The Tory rebellion against Boris Johnson’s leadership showed no sign of going away on Tuesday as a tenth Conservative MP called on the prime minister to quit.
Peter Aldous, who has represented the Tory heartland of Suffolk since 2010, said that “after a great deal of soul-searching” he had decided that “the prime minister should resign”.
Mr Aldous confirmed that he had submitted a letter to the party’s 1922 committee in order to trigger a no-confidence vote in the PM.
His call comes 24 hours after ex-chief whip Andrew Mitchell urged Mr Johnson to step down, stating: “He no longer enjoys my support.”
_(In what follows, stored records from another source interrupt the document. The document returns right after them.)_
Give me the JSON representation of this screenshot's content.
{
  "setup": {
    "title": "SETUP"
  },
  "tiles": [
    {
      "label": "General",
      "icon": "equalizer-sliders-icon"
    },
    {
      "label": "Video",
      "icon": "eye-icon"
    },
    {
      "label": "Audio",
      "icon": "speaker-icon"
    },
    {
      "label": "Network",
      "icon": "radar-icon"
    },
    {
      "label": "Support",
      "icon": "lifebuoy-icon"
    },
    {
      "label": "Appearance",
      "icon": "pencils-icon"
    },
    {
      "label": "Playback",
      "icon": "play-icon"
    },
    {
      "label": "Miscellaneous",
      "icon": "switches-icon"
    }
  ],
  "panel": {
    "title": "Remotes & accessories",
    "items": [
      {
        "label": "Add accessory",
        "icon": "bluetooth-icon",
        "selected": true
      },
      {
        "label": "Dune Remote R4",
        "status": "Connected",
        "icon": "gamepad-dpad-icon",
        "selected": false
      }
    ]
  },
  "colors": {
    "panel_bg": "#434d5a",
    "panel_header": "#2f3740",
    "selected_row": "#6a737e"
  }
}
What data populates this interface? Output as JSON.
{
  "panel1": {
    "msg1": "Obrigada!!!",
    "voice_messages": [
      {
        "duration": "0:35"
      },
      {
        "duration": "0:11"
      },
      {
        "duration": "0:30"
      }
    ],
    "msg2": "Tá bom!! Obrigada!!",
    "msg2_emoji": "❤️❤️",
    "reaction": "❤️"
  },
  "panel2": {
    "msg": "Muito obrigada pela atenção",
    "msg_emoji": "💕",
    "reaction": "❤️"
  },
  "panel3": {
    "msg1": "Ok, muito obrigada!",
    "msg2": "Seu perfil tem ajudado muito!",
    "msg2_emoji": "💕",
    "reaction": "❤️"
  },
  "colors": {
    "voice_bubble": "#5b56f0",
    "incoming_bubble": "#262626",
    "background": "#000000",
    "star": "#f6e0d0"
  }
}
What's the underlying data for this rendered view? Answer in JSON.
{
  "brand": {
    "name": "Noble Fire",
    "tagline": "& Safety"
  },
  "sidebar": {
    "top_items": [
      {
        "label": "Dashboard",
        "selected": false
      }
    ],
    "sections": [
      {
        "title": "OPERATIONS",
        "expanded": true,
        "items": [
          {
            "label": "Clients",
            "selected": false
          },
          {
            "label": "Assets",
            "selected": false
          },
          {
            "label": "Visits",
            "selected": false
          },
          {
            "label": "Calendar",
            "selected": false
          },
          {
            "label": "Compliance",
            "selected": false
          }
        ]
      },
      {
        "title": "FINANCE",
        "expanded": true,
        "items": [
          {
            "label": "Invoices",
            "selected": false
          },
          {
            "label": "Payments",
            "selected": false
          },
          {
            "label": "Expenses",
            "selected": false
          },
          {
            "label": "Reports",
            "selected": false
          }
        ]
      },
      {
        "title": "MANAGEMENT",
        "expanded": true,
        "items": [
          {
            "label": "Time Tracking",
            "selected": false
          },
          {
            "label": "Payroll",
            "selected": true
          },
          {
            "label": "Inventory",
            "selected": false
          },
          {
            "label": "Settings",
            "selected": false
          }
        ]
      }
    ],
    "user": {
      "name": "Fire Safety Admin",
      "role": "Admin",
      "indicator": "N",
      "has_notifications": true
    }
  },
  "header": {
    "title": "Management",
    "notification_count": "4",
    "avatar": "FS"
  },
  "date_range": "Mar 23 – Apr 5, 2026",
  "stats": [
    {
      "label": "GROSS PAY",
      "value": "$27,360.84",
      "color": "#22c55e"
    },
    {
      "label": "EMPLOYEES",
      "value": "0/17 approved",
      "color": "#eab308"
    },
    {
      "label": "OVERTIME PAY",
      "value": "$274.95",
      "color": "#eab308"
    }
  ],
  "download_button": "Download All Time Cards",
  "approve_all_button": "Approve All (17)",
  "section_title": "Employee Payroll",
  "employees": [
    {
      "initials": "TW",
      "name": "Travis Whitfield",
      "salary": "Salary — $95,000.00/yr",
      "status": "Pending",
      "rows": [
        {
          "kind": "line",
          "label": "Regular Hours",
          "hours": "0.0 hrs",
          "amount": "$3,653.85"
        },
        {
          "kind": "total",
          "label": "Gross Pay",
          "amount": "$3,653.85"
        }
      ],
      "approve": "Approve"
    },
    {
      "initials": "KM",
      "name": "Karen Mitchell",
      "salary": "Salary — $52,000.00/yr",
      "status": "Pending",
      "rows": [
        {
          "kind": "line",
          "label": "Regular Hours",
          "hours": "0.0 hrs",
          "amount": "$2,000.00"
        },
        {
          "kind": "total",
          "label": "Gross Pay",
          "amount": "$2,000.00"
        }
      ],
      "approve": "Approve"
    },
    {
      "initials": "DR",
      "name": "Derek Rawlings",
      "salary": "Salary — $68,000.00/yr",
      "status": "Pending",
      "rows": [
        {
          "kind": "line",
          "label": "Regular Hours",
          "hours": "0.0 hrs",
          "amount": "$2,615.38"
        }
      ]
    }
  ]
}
Mr Aldous said in a statement on Tuesday: “After a great deal of soul-searching, I have reached the conclusion that the Prime Minister should resign.
“It is clear that he has no intention of doing so and I have therefore written to the Chairman of the 1922 Committee of Backbench Conservative MPs, advising him that I have no confidence in the Prime Minister as Leader of the Conservative Party.
“I have never taken such action before and had hoped that I would not be put in such an invidious position.
“While I am aware that others will disagree with me, I believe that this is in the best interests of the country, the Government and the Conservative Party.”
Other Tory MPs to have publicly called on the PM to go include former Brexit secretary David Davis, Scottish Tory leader Douglas Ross, and Tory veteran Roger Gale.
Other MPs may have anonymously submitted letters in order to oust the prime minister under Tory rules.
A total of 54 are required to trigger a no-confidence vote in the parliamentary party, and the PM must then lose in order to trigger a leadership contest.
The PM last night tried to rally his parliamentary party at a meeting in Westminster, where he was said to have given a “barnstorming” performance.